Both described Winooski as a vibrant, growing city at a juncture — which each say they are uniquely positioned to help navigate.
Covey, the chief of staff for Secretary of State Jim Condos, said he'd bring his state government experience to the mayor's job. His Montpelier connections would prove helpful for lobbying or building statewide partnerships, he said.
Covey said he'd focus on development "that doesn't break the bank" and work to slow gentrification by increasing the affordable housing stock.
Lott, who works remotely for an education nonprofit, said that as mayor she would develop a long-term plan to fund infrastructure projects. She'd include residents and local commissions in the decision-making process and encourage councilors to attend community events.
The mayor's job, Lott said, is facilitating public engagement: "I'm not coming into it saying, 'Here are the answers; here are the specific solutions,'" she said.
Race in Rutland
When David Allaire first ran for Rutland mayor in 2017, he earned national news coverage for his platform opposing incumbent Chris Louras' plan to bring 100 Syrian refugee families to the city.
Two years later, Allaire is facing a challenger. This time around, he doesn't want to talk about refugees, at least not directly.
"The key points of my campaign still ring true," he said. "People are continuing to look for an administration and a mayor that are going to be open and transparent and interact with the taxpayers and citizens."
That's an allusion to Louras' failure to publicly share plans about settling the Syrian families in the Marble City.
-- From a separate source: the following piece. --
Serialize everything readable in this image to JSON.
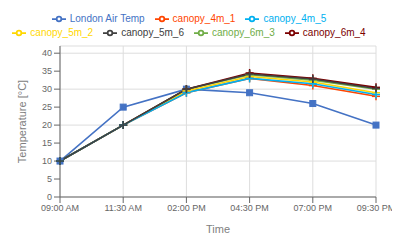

Allaire touted his work completing languishing projects, including the town pool and a new park. He vowed to move forward with economic development proposals and marketing the city to new businesses and residents.
His opponent isn't bringing up the refugee issue either. Michel Messier, a fiscal conservative, said he's running to lower property taxes and improve town roads. When Messier learned of last year's 12 percent hike in town property taxes, he jumped into the race. He's also running for town treasurer.
"No one has brought [the refugee issue] to my direct attention," he said, though the issue caused a bitter divide in the city.
Residents' main concerns? "The taxes and the condition of the roads," Messier said.
Allaire, too, said Rutland residents have moved on — partly because President Donald Trump effectively halted Louras' plan to bring the refugees.
Barre City Council candidate Sue Higby is using the funnies to garner support. The executive director of Studio Place Arts in Barre has teamed up with cartoonist Robert Brunelle to campaign with comics.
The incumbent has released three "Sue Says" strips. They justify Higby's "no" vote on a local teen center, discuss her plan for the town's vacant homes and thank city employees for their work.
"I decided that cartoons were a way to reach people with snippets of really important information that would actually be read," she said.
The second-term incumbent is facing a challenge from John Steinman, who also ran an unsuccessful campaign for the legislature last November.
The cartoons, Higby said, keep voters interested and the tone of the campaign lighthearted. "I tend not to take myself too seriously," she said.
Williston voters will decide on whether to eliminate the position of poundkeeper. But they shouldn't worry about stray dogs running wild at Taft Corners, Town Manager Rick McGuire said.
The town doesn't have a pound, and the position has been vacant for the 21 years that McGuire has worked for Williston.
The police department contracts with a private service in Colchester to pick up and shelter stray dogs. Abolishing the poundkeeper job is more bureaucratic than political, McGuire said: "It doesn't make sense to have that requirement in the town charter."
Williston voters have previously agreed to remove the posts of "inspector of lumber, shingles and wood" and "weighers of coal."
McGuire expects this measure to pass easily. But, he added, "You never know."